Hedef 5: Uyuşturucu Ticareti ile Mücadele
Uyuşturucudan beslenen suç örgütlerinin belirlenmesi ve bu örgütlerin çocuk ve gençlerimizi satıcılık ve bağımlı çocuk ve gençler yaratarak başka hangi amaçlar güttüklerini belirlemek ve bunlara karşı ciddi önlemlerin alınması gerekir. Suç örgütlerinin yapılanmaları, örgütlere eleman kazandırma, iletişim, işleyiş ve kolluk güçlerinden gizlenme yöntemleri hakkında çalışmaları bölgenin kolluk (güvenlik) güçleri kendi çalışma alanlarında ellerinden geldiğince elbette yürütmektedir. Fakat burada bizlerin önemsediği nokta; bu çalışmaların kurumsal bir eşgüdüm içinde; Diyarbakır Valiliğin koordinesinde Polisin ve Jandarmanın daha etkin ve daha koordineli çalışmasını sağlamak ve zehirin kaynağının kurutularak (KIRSALDA DAHA ETKİN BİR ÇALIŞMA YÜRÜTEREK) sokak satıcılarına ulaşmasını daha etkin bir şekilde önlemek gerekir. Çünkü kaynakta bataklığı kurutmak ile Diyarbakır sokaklarında dağılan uyuşturucuyu (ESRAR) yakalamak ve yok etmek çok daha zor, çok daha personel ihtiyacı ve güç sarf etmek gerektirecektir.
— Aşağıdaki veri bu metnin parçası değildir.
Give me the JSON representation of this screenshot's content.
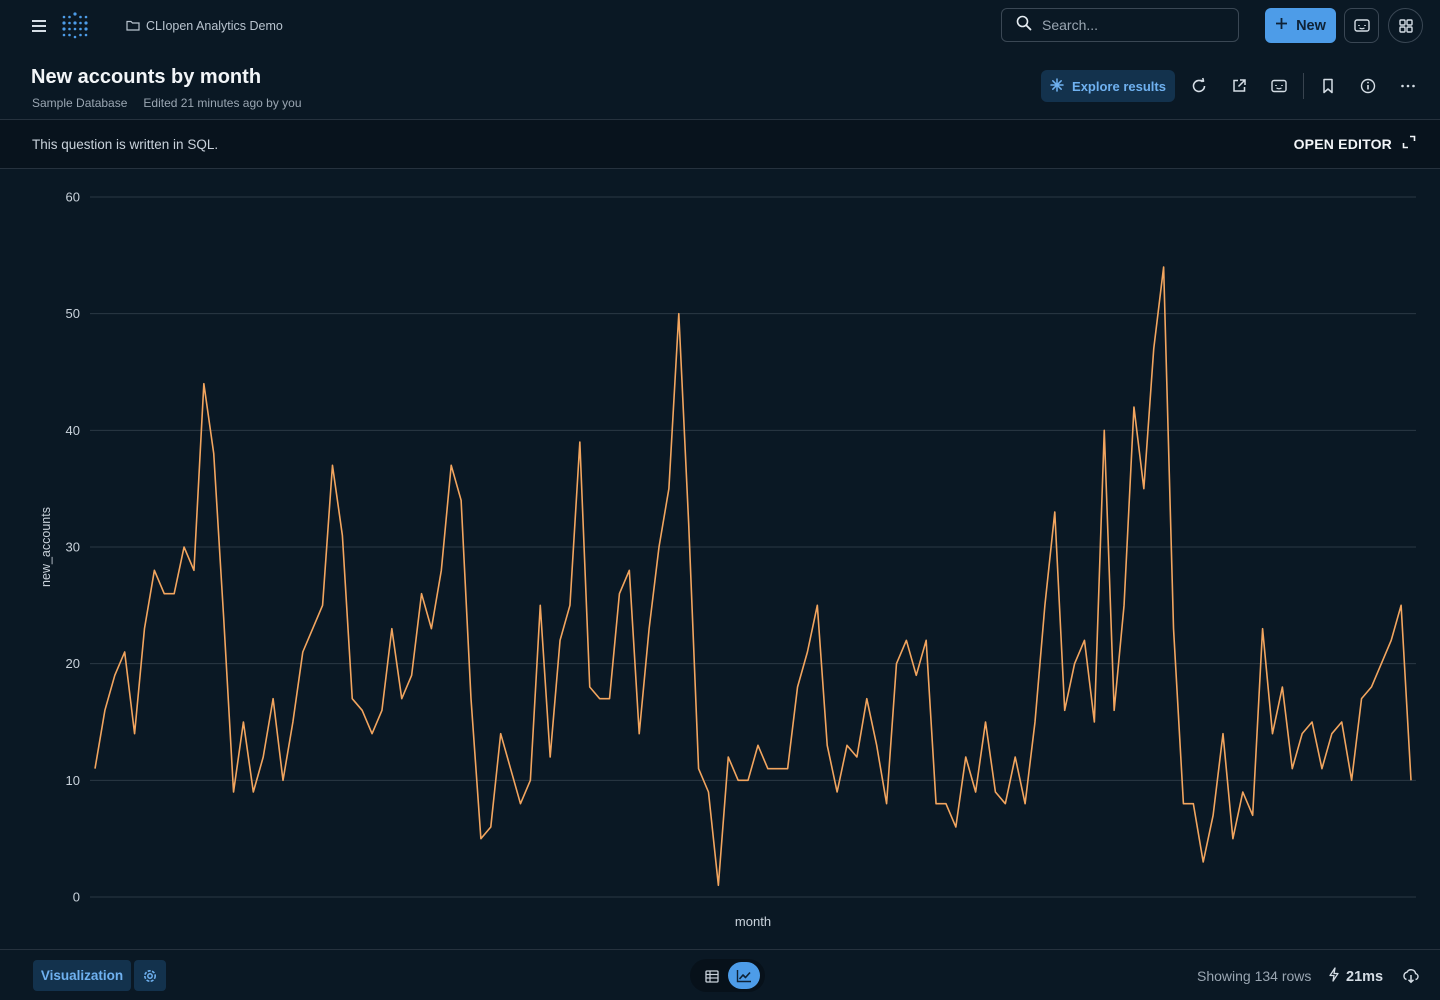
{
  "topbar": {
    "collection_name": "CLIopen Analytics Demo",
    "search_placeholder": "Search...",
    "new_label": "New",
    "icons": [
      "menu-icon",
      "logo-icon",
      "folder-icon",
      "search-icon",
      "plus-icon",
      "message-icon",
      "apps-grid-icon"
    ]
  },
  "header": {
    "title": "New accounts by month",
    "database": "Sample Database",
    "edited": "Edited 21 minutes ago by you",
    "explore_label": "Explore results",
    "icons": [
      "sparkle-icon",
      "refresh-icon",
      "share-icon",
      "embed-icon",
      "bookmark-icon",
      "info-icon",
      "more-icon"
    ]
  },
  "sqlbar": {
    "message": "This question is written in SQL.",
    "open_editor_label": "OPEN EDITOR"
  },
  "chart_data": {
    "type": "line",
    "title": "",
    "xlabel": "month",
    "ylabel": "new_accounts",
    "ylim": [
      0,
      60
    ],
    "yticks": [
      0,
      10,
      20,
      30,
      40,
      50,
      60
    ],
    "grid": true,
    "line_color": "#f2a55f",
    "series": [
      {
        "values": [
          11,
          16,
          19,
          21,
          14,
          23,
          28,
          26,
          26,
          30,
          28,
          44,
          38,
          24,
          9,
          15,
          9,
          12,
          17,
          10,
          15,
          21,
          23,
          25,
          37,
          31,
          17,
          16,
          14,
          16,
          23,
          17,
          19,
          26,
          23,
          28,
          37,
          34,
          17,
          5,
          6,
          14,
          11,
          8,
          10,
          25,
          12,
          22,
          25,
          39,
          18,
          17,
          17,
          26,
          28,
          14,
          23,
          30,
          35,
          50,
          32,
          11,
          9,
          1,
          12,
          10,
          10,
          13,
          11,
          11,
          11,
          18,
          21,
          25,
          13,
          9,
          13,
          12,
          17,
          13,
          8,
          20,
          22,
          19,
          22,
          8,
          8,
          6,
          12,
          9,
          15,
          9,
          8,
          12,
          8,
          15,
          25,
          33,
          16,
          20,
          22,
          15,
          40,
          16,
          25,
          42,
          35,
          47,
          54,
          23,
          8,
          8,
          3,
          7,
          14,
          5,
          9,
          7,
          23,
          14,
          18,
          11,
          14,
          15,
          11,
          14,
          15,
          10,
          17,
          18,
          20,
          22,
          25,
          10
        ]
      }
    ]
  },
  "footer": {
    "visualization_label": "Visualization",
    "rows_label": "Showing 134 rows",
    "timing_label": "21ms",
    "icons": [
      "gear-icon",
      "table-icon",
      "line-chart-icon",
      "bolt-icon",
      "download-icon"
    ]
  },
  "colors": {
    "background": "#0a1824",
    "accent": "#4d9ce8",
    "line": "#f2a55f",
    "grid": "#2b3844"
  }
}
Sonuç olarak ilk yapmamız gereken eğitim ve önleme programlarının hayata geçirilmesi olmalıdır. Uyuşturucu madde kullanımını önleme programlarının maliyetleri tedavi programlarına göre çok düşüktür. Eğitim ve önleme programlarını hayata geçirirken tedavi ve rehabilitasyon programlarımızı da geliştirmek yüksek derecede hassasiyet gerektiren bir noktadır. Bu noktada Diyarbakır’da devletin önleme programlarının düzenleyici olması gerekmektedir. Ayrıca Diyarbakır’da tedavi programlarının çağdaş hale getirmesi ve tedavi sonrasında da izlemelerin yapılması gerekmektedir. Tedavi sonrasın da rehabilitasyon programları hazırlayıp tedavi sonrasında bağımlılar için nasıl iş olanaklarının yaratılacağı ve nasıl hayatını idame edebileceği ile ilgili programlarının mevcut olması gerekmektedir.
Tüm bu konudaki açıklamalar ışığında hedeflenen faaliyetlerin aktif hale getirilmesi konusunda destek ve çalışmaların acil bir eylem planı kapsamında bir sosyal politika bileşeni olarak düşünülmesini saygılarımla bilgilerinize sunarız.